Pour répondre à ce problème, tout d’abord définissons ce qu’est un activiste. Il n’oeuvre pas pour son propre intérêt, mais pour le bien commun. Il met son énergie au service de cause qui dépassent sa propre personne, sa propre famille, son cercle immédiat. Il vise à modifier un comportement ou une situation qu’il juge immorale au sein de la société, agit en groupe ou seul. Il n’est jamais élu, ne représente rien d’autre que les valeurs qui l’animent. Au contraire d’un politicien, la légitimité d’un activiste provient de la justesse et l’universalité de sa cause, et non du vote populaire. Ainsi, lorsque les débats sur la torture et la peine de morts ont été menés par les premières ONG d’activistes, ils reposaient sur les valeurs et la qualité des arguments échangés, ainsi que sur la puissance de persuasion des quelques membres de la société civile qui voulaient faire avancer les choses dans la “bonne” direction. Et c’est bien là que réside le problème : qui sont ces activistes qui décident de ce qui est juste ou ce qui ne l’est pas, et même de quels moyens doivent être mis en oeuvre pour atteindre cette justice ?
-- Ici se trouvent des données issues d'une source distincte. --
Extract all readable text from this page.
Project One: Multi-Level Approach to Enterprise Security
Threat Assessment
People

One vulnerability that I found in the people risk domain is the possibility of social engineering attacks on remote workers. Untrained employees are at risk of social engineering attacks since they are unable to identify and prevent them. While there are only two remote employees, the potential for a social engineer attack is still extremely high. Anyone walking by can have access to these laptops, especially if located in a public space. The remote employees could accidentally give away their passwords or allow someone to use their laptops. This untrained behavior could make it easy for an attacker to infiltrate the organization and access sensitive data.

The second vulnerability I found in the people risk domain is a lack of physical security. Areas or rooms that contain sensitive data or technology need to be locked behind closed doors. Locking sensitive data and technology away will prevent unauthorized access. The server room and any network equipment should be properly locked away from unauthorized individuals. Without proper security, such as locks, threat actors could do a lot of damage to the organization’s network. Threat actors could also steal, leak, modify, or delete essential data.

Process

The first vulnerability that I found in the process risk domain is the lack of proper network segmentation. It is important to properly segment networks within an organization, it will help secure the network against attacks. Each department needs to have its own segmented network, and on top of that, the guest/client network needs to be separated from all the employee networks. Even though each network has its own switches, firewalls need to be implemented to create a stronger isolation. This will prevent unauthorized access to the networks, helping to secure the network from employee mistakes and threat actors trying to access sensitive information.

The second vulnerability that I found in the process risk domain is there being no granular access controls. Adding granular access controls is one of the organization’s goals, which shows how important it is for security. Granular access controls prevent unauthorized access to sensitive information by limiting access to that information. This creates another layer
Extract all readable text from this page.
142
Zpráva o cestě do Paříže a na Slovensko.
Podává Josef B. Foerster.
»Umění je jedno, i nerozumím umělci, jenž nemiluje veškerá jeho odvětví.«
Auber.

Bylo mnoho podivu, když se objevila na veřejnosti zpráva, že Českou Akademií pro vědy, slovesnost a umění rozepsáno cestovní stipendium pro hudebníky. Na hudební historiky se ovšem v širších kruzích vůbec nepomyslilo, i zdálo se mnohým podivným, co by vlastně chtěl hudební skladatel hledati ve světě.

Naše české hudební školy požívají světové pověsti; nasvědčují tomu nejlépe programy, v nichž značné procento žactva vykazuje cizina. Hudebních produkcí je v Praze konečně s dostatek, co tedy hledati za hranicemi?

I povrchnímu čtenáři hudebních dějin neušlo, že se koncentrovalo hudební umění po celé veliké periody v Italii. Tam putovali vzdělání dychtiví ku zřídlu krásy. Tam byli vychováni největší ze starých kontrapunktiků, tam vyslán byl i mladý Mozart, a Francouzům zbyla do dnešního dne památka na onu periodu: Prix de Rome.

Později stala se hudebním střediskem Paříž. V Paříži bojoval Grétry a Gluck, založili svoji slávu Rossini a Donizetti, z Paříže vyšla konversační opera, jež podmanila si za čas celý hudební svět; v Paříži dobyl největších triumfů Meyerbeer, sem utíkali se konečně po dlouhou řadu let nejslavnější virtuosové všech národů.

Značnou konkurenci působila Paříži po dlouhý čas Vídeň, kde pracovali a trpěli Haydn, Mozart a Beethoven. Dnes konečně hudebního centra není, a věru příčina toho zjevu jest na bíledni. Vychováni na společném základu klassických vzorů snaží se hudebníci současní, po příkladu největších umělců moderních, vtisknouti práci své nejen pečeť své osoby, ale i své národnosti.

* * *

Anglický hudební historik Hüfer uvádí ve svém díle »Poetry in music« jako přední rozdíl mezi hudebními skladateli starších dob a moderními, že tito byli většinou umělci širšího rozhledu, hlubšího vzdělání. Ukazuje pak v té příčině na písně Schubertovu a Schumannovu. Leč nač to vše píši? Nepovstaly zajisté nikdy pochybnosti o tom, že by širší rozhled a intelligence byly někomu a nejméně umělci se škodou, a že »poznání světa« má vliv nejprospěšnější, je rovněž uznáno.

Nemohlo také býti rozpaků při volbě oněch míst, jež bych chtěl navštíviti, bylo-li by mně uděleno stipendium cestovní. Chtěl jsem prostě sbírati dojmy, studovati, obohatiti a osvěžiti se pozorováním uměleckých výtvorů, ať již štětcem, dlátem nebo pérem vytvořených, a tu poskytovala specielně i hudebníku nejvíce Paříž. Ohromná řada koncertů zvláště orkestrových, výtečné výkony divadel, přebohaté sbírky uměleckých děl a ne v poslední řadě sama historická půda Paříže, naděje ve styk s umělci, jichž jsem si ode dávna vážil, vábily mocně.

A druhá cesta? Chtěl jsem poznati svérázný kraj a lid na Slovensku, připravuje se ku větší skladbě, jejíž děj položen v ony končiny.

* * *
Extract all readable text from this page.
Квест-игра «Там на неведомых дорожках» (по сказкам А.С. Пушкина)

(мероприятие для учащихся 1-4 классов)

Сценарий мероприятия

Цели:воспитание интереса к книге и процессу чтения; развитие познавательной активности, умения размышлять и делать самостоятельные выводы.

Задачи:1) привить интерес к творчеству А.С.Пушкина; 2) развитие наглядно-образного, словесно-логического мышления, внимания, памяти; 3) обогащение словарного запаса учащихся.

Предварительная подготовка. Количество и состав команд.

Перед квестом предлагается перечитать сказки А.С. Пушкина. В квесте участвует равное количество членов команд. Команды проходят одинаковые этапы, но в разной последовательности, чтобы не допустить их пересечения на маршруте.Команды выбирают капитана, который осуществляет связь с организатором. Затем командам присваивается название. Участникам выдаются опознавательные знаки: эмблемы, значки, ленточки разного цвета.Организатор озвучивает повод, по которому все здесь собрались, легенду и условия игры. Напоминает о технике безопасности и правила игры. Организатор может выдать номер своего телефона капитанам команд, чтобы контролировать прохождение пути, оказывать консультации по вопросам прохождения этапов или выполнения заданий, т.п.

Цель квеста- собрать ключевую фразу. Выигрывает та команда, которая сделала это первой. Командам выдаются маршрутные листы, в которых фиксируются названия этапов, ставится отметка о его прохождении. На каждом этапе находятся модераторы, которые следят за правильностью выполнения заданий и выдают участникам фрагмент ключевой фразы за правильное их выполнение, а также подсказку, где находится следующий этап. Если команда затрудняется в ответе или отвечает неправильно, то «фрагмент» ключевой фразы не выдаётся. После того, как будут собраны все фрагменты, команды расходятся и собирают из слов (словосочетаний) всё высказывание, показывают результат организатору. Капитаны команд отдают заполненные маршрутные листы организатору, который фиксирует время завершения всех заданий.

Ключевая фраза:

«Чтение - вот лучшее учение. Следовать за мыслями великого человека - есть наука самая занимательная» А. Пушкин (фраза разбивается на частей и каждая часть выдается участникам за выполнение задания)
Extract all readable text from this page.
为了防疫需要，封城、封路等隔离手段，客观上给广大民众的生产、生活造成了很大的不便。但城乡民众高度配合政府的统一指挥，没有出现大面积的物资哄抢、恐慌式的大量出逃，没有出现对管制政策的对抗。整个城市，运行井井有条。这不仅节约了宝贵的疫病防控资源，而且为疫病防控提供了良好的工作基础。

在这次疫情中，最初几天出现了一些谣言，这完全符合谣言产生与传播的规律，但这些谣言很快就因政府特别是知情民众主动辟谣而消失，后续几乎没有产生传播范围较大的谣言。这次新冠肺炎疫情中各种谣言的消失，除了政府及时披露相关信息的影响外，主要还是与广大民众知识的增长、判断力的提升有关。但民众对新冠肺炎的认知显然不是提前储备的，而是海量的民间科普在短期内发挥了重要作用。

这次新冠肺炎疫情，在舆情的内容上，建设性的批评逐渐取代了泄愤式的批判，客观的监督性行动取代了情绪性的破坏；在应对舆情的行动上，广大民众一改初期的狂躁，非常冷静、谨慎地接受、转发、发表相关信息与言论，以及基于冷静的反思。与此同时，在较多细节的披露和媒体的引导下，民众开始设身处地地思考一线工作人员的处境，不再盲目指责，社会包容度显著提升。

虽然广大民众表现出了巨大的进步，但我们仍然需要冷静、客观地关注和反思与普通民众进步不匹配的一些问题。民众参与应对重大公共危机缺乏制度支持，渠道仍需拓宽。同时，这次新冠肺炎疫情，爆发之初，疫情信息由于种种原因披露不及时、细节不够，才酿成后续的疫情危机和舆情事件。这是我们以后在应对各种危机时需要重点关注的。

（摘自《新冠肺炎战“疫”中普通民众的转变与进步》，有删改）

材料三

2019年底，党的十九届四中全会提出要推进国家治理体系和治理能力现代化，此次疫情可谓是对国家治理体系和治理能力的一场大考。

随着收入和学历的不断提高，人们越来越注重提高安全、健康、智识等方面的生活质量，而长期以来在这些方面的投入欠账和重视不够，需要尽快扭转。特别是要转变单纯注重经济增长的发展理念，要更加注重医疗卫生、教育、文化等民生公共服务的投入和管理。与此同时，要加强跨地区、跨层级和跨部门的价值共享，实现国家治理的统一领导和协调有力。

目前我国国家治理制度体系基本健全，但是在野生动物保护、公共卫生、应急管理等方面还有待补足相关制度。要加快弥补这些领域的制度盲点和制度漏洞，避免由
Les activités d’EAGLE, consistant à mettre en prison des malfaiteurs, amènent les activistes à se subsituer aux forces de l’ordre (et bafouer le monopole de la violence légitime). Ce qui provoque les interrogations éthiques que je partage dans le livre, à savoir “a-t-on le droit de tout faire au nom de la défense des animaux” ? Toutefois, il me faut préciser les éléments suivants, qui ne figurent pas dans Pour une poignée d’ivoire : l’objectif final d’EAGLE est de renforcer l’Etat de droit, et l’ONG forme les policiers et le personnel administratif gouvernemental. L’ONG passe également des accords avec différents ministères, dont je ne peux révéler les clauses ici, mais qui prennent la forme de partenariats avec le gouvernement du pays d’opération. Enfin, aucun activiste d’EAGLE ne possède d’arme ni d’objet qui soit illégal dans le pays. La “violence” se résume à infiltrer des réseaux criminels, gérer les policiers en conformité avec les accords en vigueur, et transmettre les informations aux avocats des ministères publiques.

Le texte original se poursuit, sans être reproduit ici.